I read an article called 'Onward and Upward with the Arts: Future Reading' by Anthony Grafton, published by The New Yorker in 2007. A lot has changed in the reading world in the five and a half years since this article was published--ereaders are even more popular and ubiquitous devices, self publishing has taken off, and new technology has made it even easier for people to read on the go--downloading straight to their phones. (Some countries, i.e. Japan, even have books that are published nowhere but on cell phones. These serial books (published and sent to smart phones in small sections) are both reminiscent of and astoundingly different from books such as The Three Musketeers which was also originally published in serial form, but through the medium of newspapers.)
Much of what Grafton had to say about the subject of future reading is still very relevant and worth thinking about. Discussing the long history of information recording and storage, Grafton posited that digitalizing literature (and other readables) was merely the next step in cataloging technology. The ultimate goal, and where the digital age can take us, is to make more books available to more people. We would have greater access to books published in other countries and cultural arenas. The article even went so far as to claim that it would become easier for writers and readers in remote places with less access to available books prior to digitization to read and publish their own work. We could avoid the erasure of books that has been seen in the past where the most popular and prevailing works are preserved and republished while others are forgotten about entirely. Digitalization of books would make research and cross-referencing far easier and more comprehensive. A lot of good will be made possible.

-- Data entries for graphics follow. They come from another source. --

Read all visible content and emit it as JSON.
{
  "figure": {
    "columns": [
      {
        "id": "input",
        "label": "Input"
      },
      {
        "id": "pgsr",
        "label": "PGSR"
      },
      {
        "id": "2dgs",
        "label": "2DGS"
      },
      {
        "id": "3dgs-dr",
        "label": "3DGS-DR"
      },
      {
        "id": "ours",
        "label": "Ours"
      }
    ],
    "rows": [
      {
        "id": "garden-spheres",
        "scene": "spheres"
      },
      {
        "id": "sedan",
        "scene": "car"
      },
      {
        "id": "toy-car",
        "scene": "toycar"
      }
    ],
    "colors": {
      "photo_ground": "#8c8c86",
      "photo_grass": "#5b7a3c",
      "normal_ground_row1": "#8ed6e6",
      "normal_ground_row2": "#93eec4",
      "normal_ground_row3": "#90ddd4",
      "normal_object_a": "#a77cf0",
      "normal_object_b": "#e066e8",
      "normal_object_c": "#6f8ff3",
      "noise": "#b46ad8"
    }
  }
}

What the article was less clear about, and where the real interest in future reading lies, is the issue of how readers will actually approach reading and not just how they might potentially approach reading. The social life of information is the idea that the "form in which you encounter a text can have a huge impact on how you use it." The feel of the pages, the ease of the ereader--these are going to be the types of salient things that dictate the reality of future reading. Digitization of written word is happening, regardless of how we feel about it. I hope that Grafton was right when he wrote that data will "illuminate rather than eliminate" physical texts.